As every developer dealing with compiled languages knows, compilation, especially with a high level of optimization, is not the fastest process. But our task is to run queries quickly, which means that we cannot afford to sit and wait for the code to compile even for a second. There are several ways to speed up this process.
Since the query plan consists of individual tasks, we can generate and compile the code for these tasks in parallel.
The splitting of code into functions described in the previous section also speeds up compilation, since many LLVM optimization algorithms work much faster with small functions.
And finally, we can vary the level of optimization depending on the size of the resulting code: if, despite our best efforts, the size of the function turns out to be too large, we can reduce the level of optimization. Thus, we partially sacrifice the performance of the compiled function but significantly gain in compilation time. Of course, assessing this balance is an individual and difficult task.
Despite all the tricks to reduce the compilation time, the ideal solution would be to avoid the compilation itself. And we can do it thanks to caching. LLVM allows you to keep the compiled code in memory along with some control structures, and, if necessary, free up the memory occupied by the code by removing old entries from the cache.
Also, splitting a query into individual tasks allows using a cache with higher efficiency. The code for each individual task is cached independently and can be used in other queries, provided that the respective tasks match.
It also opens up a lot of room for optimization. For example, queries often differ only in the values for constants. In this case, you can compile a generic version of the code, and pass the actual values into it as parameters. Such optimizations are some directions for our further work on the JIT compilation system.
It is time to see what practical effect JIT compilation of queries offers. To do this, we take queries from the TPC-H benchmark, which is considered one of the industry standards for comparing analytical DBMSs. This benchmark generates 8 data tables and includes 22 queries.
In order not to clutter up the graph, we limit ourselves to the first ten benchmark queries. We measured how many times faster the system can complete a query with JIT compilation vs the query with the interpreter. To demonstrate the compile-time impact, two results are shown for each query, with and without code caching. The graph scale is logarithmic.

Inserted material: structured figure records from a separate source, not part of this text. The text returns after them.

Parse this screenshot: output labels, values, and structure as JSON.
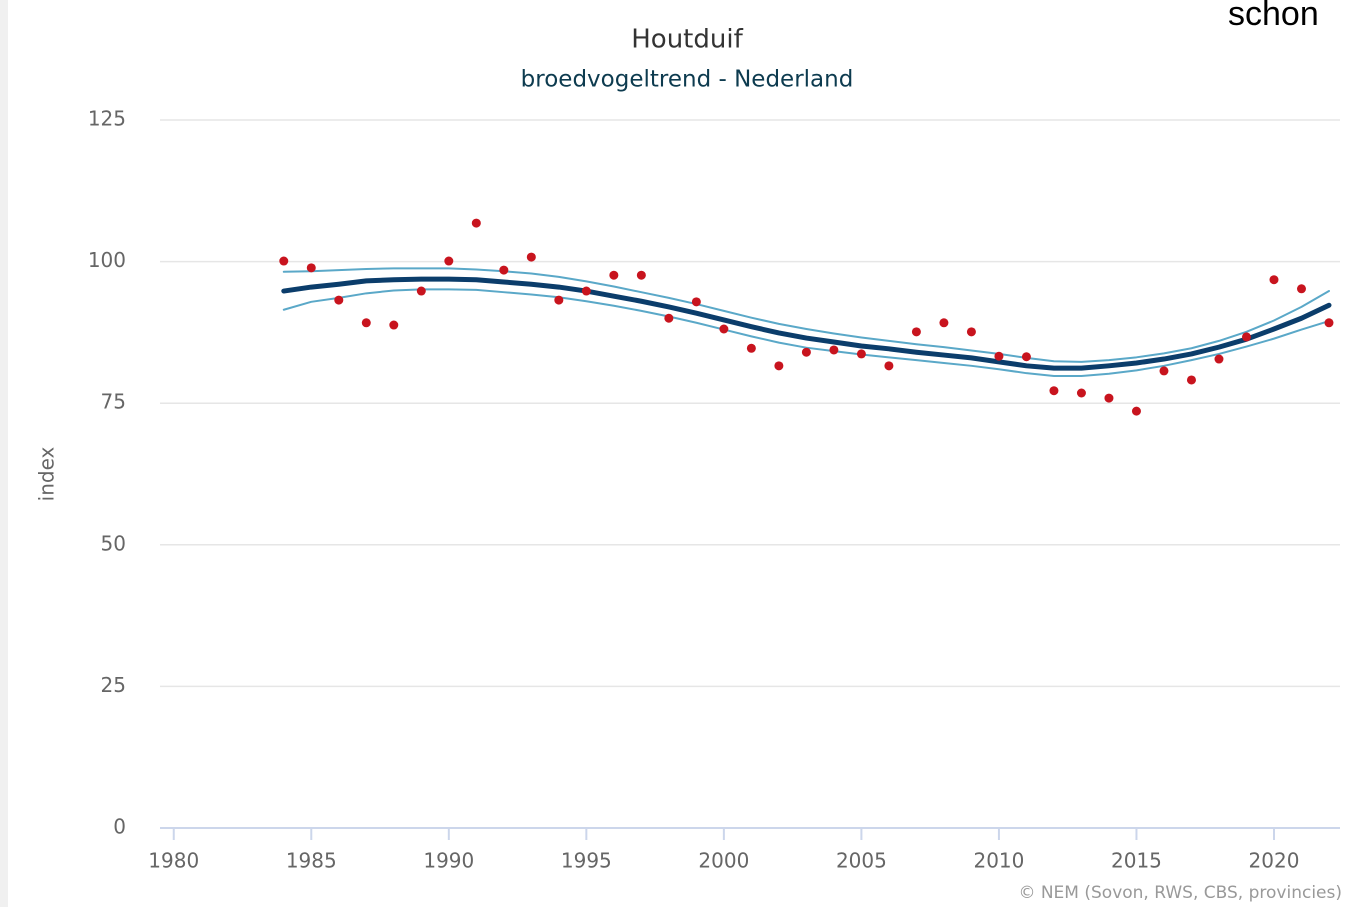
{
  "chart_data": {
    "type": "line",
    "title": "Houtduif",
    "subtitle": "broedvogeltrend - Nederland",
    "corner_text": "schon",
    "ylabel": "index",
    "credit": "© NEM (Sovon, RWS, CBS, provincies)",
    "x": [
      1984,
      1985,
      1986,
      1987,
      1988,
      1989,
      1990,
      1991,
      1992,
      1993,
      1994,
      1995,
      1996,
      1997,
      1998,
      1999,
      2000,
      2001,
      2002,
      2003,
      2004,
      2005,
      2006,
      2007,
      2008,
      2009,
      2010,
      2011,
      2012,
      2013,
      2014,
      2015,
      2016,
      2017,
      2018,
      2019,
      2020,
      2021,
      2022
    ],
    "xlim": [
      1979.5,
      2022.4
    ],
    "xticks": [
      1980,
      1985,
      1990,
      1995,
      2000,
      2005,
      2010,
      2015,
      2020
    ],
    "ylim": [
      0,
      125
    ],
    "yticks": [
      0,
      25,
      50,
      75,
      100,
      125
    ],
    "grid": true,
    "series": [
      {
        "style": "line",
        "width": 2,
        "color": "#5aa8c8",
        "values": [
          98.2,
          98.3,
          98.5,
          98.7,
          98.8,
          98.8,
          98.8,
          98.6,
          98.3,
          97.9,
          97.3,
          96.5,
          95.6,
          94.6,
          93.6,
          92.5,
          91.3,
          90.1,
          89.0,
          88.1,
          87.3,
          86.6,
          86.0,
          85.4,
          84.9,
          84.3,
          83.7,
          83.0,
          82.4,
          82.3,
          82.6,
          83.1,
          83.8,
          84.7,
          86.0,
          87.6,
          89.6,
          92.0,
          94.8
        ]
      },
      {
        "style": "line",
        "width": 2,
        "color": "#5aa8c8",
        "values": [
          91.5,
          92.9,
          93.6,
          94.4,
          94.9,
          95.1,
          95.1,
          95.0,
          94.6,
          94.2,
          93.7,
          93.0,
          92.2,
          91.3,
          90.3,
          89.2,
          88.0,
          86.8,
          85.7,
          84.8,
          84.2,
          83.6,
          83.1,
          82.6,
          82.1,
          81.6,
          81.0,
          80.3,
          79.8,
          79.8,
          80.2,
          80.8,
          81.6,
          82.6,
          83.7,
          85.0,
          86.4,
          88.0,
          89.5
        ]
      },
      {
        "style": "line",
        "width": 5,
        "color": "#0b3d6b",
        "values": [
          94.8,
          95.5,
          96.0,
          96.6,
          96.8,
          96.9,
          96.9,
          96.8,
          96.4,
          96.0,
          95.5,
          94.8,
          93.9,
          93.0,
          92.0,
          90.9,
          89.7,
          88.5,
          87.4,
          86.5,
          85.8,
          85.1,
          84.6,
          84.0,
          83.5,
          83.0,
          82.3,
          81.6,
          81.2,
          81.2,
          81.6,
          82.1,
          82.8,
          83.7,
          84.9,
          86.3,
          88.1,
          90.0,
          92.3
        ]
      },
      {
        "style": "markers",
        "width": 4.5,
        "color": "#c8141e",
        "values": [
          100.1,
          98.9,
          93.2,
          89.2,
          88.8,
          94.8,
          100.1,
          106.8,
          98.5,
          100.8,
          93.2,
          94.8,
          97.6,
          97.6,
          90.0,
          92.9,
          88.1,
          84.7,
          81.6,
          84.0,
          84.4,
          83.7,
          81.6,
          87.6,
          89.2,
          87.6,
          83.3,
          83.2,
          77.2,
          76.8,
          75.9,
          73.6,
          80.7,
          79.1,
          82.8,
          86.7,
          96.8,
          95.2,
          89.2
        ]
      }
    ]
  }
}
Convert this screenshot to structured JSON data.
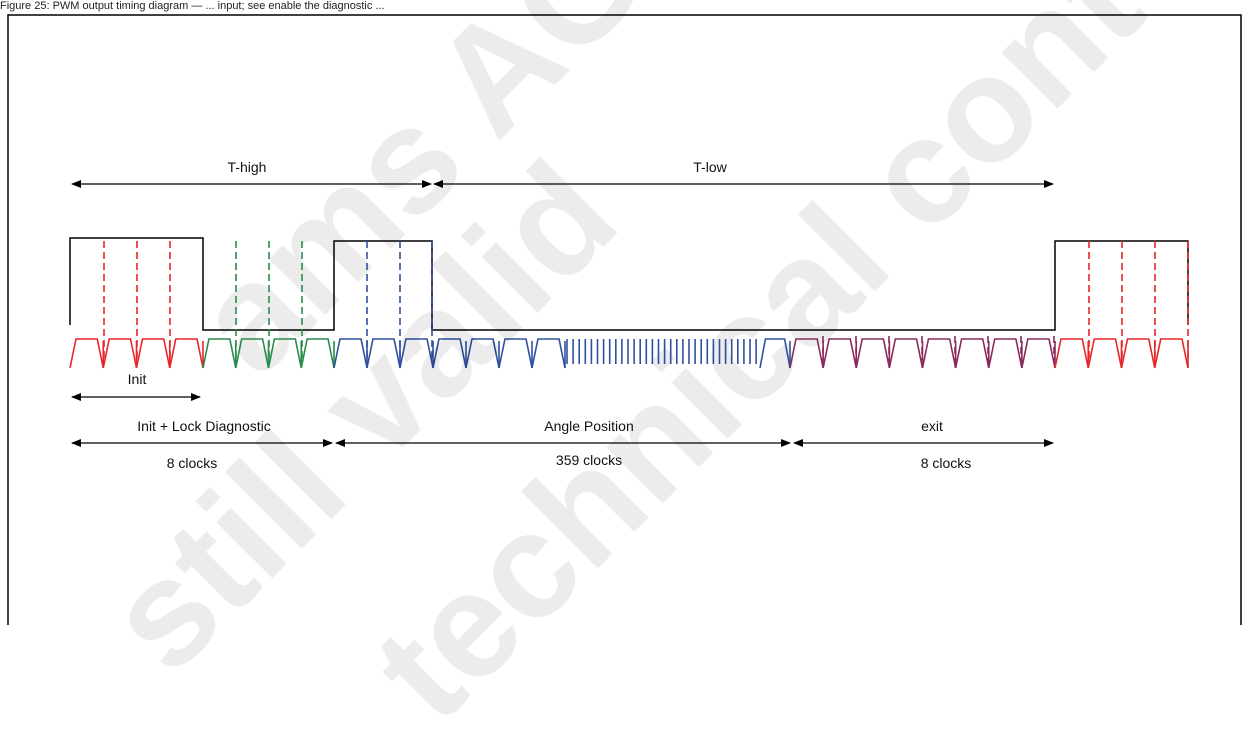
{
  "caption": "Figure 25: PWM output timing diagram — ... input; see enable the diagnostic ...",
  "watermarks": [
    "ams AG",
    "technical content",
    "still valid"
  ],
  "labels": {
    "t_high": "T-high",
    "t_low": "T-low",
    "init": "Init",
    "init_lock": "Init + Lock Diagnostic",
    "angle_position": "Angle Position",
    "exit": "exit",
    "clocks_8_left": "8 clocks",
    "clocks_359": "359 clocks",
    "clocks_8_right": "8 clocks"
  },
  "colors": {
    "signal": "#000000",
    "init_clock": "#e8262a",
    "lock_clock": "#2a8a4a",
    "angle_clock": "#2f50a0",
    "exit_clock": "#8a2a5a",
    "frame": "#000000"
  }
}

X-axis is the number of the query in the query set, Y-axis is the processing boost in the logarithmic scale.
A typical boost varied from 3 to 5 times, and in some particularly successful cases, code generation gave a gain of tens of times. As you can see for many queries, the difference between running with and without the code cache is within the margin of error. This is partly due to the speed of compilation, and partly to the fact that the execution of some tasks goes in parallel with the compilation of code for others. However, even in these cases, caching can reduce the consumption of computing resources.
JIT compilation of queries is a promising method for increasing DBMS performance, and in combination with the in-memory data storage model, it is one of the key technologies that provide high performance for the Data Accelerator. In tests and real-life applications, the Data Accelerator does real-time processing of up to tens and hundreds of millions of rows in databases of up to several terabytes in size.